Thursday, June 18, 2020

People v. Chen (Cal. Ct. App. - June 18, 2020)

My eldest son, who's 16, was hanging out with a couple of friends in the evening a week or so ago (yes, I know that violates the quarantine rules; I'm a terrible parent) when I received a call from the group.  They were in the midst of a vituperative argument about under what circumstances it was permissible to shoot someone in defense of your property, and wanted to know from a "lawyer" the correct answer.  On the theory that teenagers arguing about deadly force was better than teenagers hitting a crack pipe, I took the call and explained the answer (at least in California) as best I could.

Now I can tell them to just read today's opinion.

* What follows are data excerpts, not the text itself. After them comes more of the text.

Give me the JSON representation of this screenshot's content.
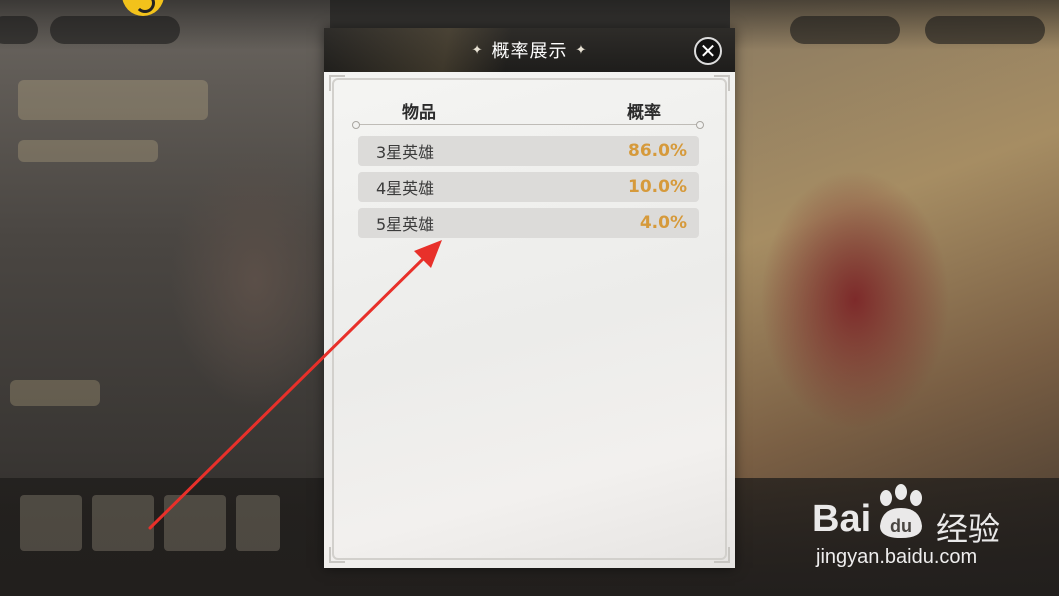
{
  "modal": {
    "title": "概率展示",
    "columns": {
      "item": "物品",
      "rate": "概率"
    },
    "rows": [
      {
        "name": "3星英雄",
        "rate": "86.0%"
      },
      {
        "name": "4星英雄",
        "rate": "10.0%"
      },
      {
        "name": "5星英雄",
        "rate": "4.0%"
      }
    ]
  },
  "watermark": {
    "bai": "Bai",
    "du": "du",
    "jingyan": "经验",
    "url": "jingyan.baidu.com"
  },
  "colors": {
    "header_bg": "#1e1d1b",
    "rate_text": "#d69a3b",
    "row_bg": "#dcdbd9",
    "arrow": "#e8302a"
  },
  "icons": {
    "close": "close-icon",
    "title_decor": "sparkle-star-icon",
    "coin": "coin-icon"
  }
}
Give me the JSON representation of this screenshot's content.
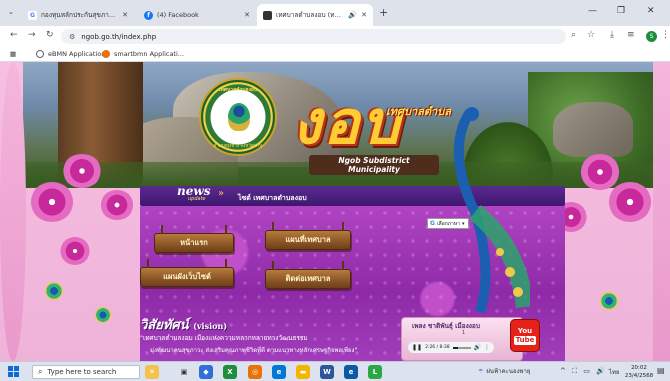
{
  "browser": {
    "tabs": [
      {
        "title": "กองทุนหลักประกันสุขภาพตำบลงอบ สำ...",
        "favicon_color": "#4285f4",
        "favicon_glyph": "G",
        "active": false
      },
      {
        "title": "(4) Facebook",
        "favicon_color": "#1877f2",
        "favicon_glyph": "f",
        "active": false
      },
      {
        "title": "เทศบาลตำบลงอบ (ทต.งอบ) อำ...",
        "favicon_color": "#333333",
        "favicon_glyph": "▦",
        "active": true
      }
    ],
    "new_tab": "+",
    "address": "ngob.go.th/index.php",
    "bookmarks": [
      {
        "label": "eBMN Application",
        "icon": "globe-icon",
        "color": "#5f6368"
      },
      {
        "label": "smartbmn Applicati...",
        "icon": "smartbmn-icon",
        "color": "#e8710a"
      }
    ],
    "profile_initial": "S"
  },
  "site": {
    "seal_text_top": "เทศบาลตำบลงอบ",
    "seal_text_bottom": "อำเภอทุ่งช้าง จังหวัดน่าน",
    "logo_small": "เทศบาลตำบล",
    "logo_big": "งอบ",
    "logo_english": "Ngob Subdistrict Municipality",
    "news_badge": "news",
    "news_sub": "update",
    "news_text": "ไซต์ เทศบาลตำบลงอบ",
    "translate_label": "เลือกภาษา",
    "menu_buttons": [
      {
        "label": "หน้าแรก"
      },
      {
        "label": "แผนที่เทศบาล"
      },
      {
        "label": "แผนผังเว็บไซต์"
      },
      {
        "label": "ติดต่อเทศบาล"
      }
    ],
    "vision_title": "วิสัยทัศน์",
    "vision_title_en": "(vision)",
    "vision_line1": "\"เทศบาลตำบลงอบ เมืองแห่งความหลากหลายทางวัฒนธรรม",
    "vision_line2": "มุ่งพัฒนาคนสุขภาวะ ส่งเสริมคุณภาพชีวิตที่ดี ตามแนวทางหลักเศรษฐกิจพอเพียง\"",
    "player": {
      "song": "เพลง ชาติพันธุ์ เมืองงอบ",
      "sub": "1",
      "time": "2:26 / 8:38",
      "progress": 0.28
    },
    "youtube_top": "You",
    "youtube_bottom": "Tube"
  },
  "taskbar": {
    "search_placeholder": "Type here to search",
    "weather": "ฝนฟ้าคะนองพายุ",
    "date": "23/4/2568",
    "time": "20:02",
    "lang": "ไทย"
  }
}
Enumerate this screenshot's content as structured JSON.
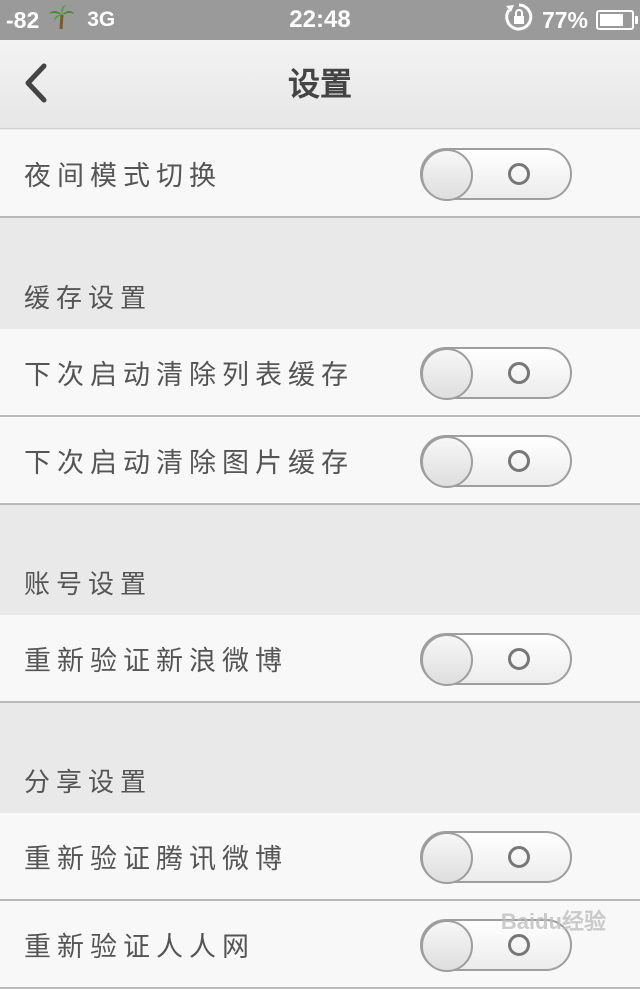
{
  "status_bar": {
    "signal": "-82",
    "network": "3G",
    "time": "22:48",
    "battery": "77%",
    "battery_level": 0.77
  },
  "nav": {
    "title": "设置",
    "back_icon": "chevron-left-icon"
  },
  "rows": [
    {
      "label": "夜间模式切换",
      "on": false
    },
    {
      "section": "缓存设置"
    },
    {
      "label": "下次启动清除列表缓存",
      "on": false
    },
    {
      "label": "下次启动清除图片缓存",
      "on": false
    },
    {
      "section": "账号设置"
    },
    {
      "label": "重新验证新浪微博",
      "on": false
    },
    {
      "section": "分享设置"
    },
    {
      "label": "重新验证腾讯微博",
      "on": false
    },
    {
      "label": "重新验证人人网",
      "on": false
    }
  ],
  "watermark": "Baidu经验"
}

Justice Raphael is technically talking about when it's permissible to brandish a weapon (rather than use it), but it's basically the same rule, since if you can't permissibly use a weapon, you're not allowed to brandish it either.  He does an outstanding job of both articulating the rule as well as explaining why that particular rule exists.  He hits the same themes that I explained to my son: that you can use deadly force to prevent death or serious personal injury to yourself or others, but you generally can't use it solely to protect property.  Even if that property's yours and even if the other party is doing something unlawful.  Both because we (1) value lives more than property, and (2) fear that pulling a gun in a property dispute risks escalating the matter and putting the lives of both parties at risk (e.g., the other side pulls their gun too).

Today's case is a prototypical example (albeit, fortunately, one that doesn't escalate).  Neighbors are fighting over a common fence.  One neighbor wants to tear it down and replace it; the other doesn't.  The police are called, and tell 'em it's a civil matter, and that they should mellow out an resolve it informally, or, if not, in civil court.  The police then leave, but before the officer even gets a block away, one of the neighbors pulls a shotgun and brandishes it at the other neighbor.

The jury convicts of misdemeanor brandishing.  And the Court of Appeal affirms, holding that even if the one neighbor was doing something wrong in tearing down a fence he shouldn't, that doesn't allow the display of deadly force.

Which is a pretty accurate assessment of the relative values, I think.

Justice Raphael indicates that there may be an exception for "home invasion" situations, but he doesn't articulate the scope of that exception much -- which is not surprising, because that's not at issue on these facts.  Anyway, remember the general rule:  No deadly force just to protect your (or others') property.  Even against improper or criminal destruction or theft of that property.

There's also a neat little portion of the opinion at the end about a very tangential matter; whether the shotgun at issue contained birdshot or buckshot.  Didn't matter to the result, but it was interesting to see that matter addressed by individuals (and I include myself in this category) more familiar with legal doctrine than with the intricacies of how shotgun pellets work.

The issue arose because "In the morning after the People rested its case, but before Chen began his, the People sought to reopen to clear up a point of potential confusion. [Police Officer] Weber had originally testified that she believed the ammunition retrieved from Chen’s shotgun was birdshot, even though the prosecutor personally believed it was buckshot based on personal experience and the information printed on the shells. The People wanted to reopen to allow Weber to clarify because they believed there was “a good chance that one juror or more . . . will know the difference and it will be this funky thing where the evidence says one thing and they think it’s something else.” The trial court allowed the People to reopen and Weber testified that, since her prior testimony, she had come to believe the ammunition could potentially be buckshot. Weber also testified that she refers to ammunition as birdshot whenever it contained pellets, even if doing so may be inaccurate."

None of this matters to a brandishing charge, since it doesn't matter what pellets the shotgun contains for such a crime (or even whether the shotgun is loaded or not).   The opinion said that the parties seemed to agree that "buckshot . . . is more dangerous than birdshot."  Which I suspect is true, but there's apparently a huge debate as to whether buckshot or birdshot is more dangerous (or better) in a home defense scenario.

Though I doubt this topic is unlikely to be the next conversation piece of my teenage sons and his friends.  Though perhaps it would have been had he grown up in Virginia (like me) or North Carolina (like my wife).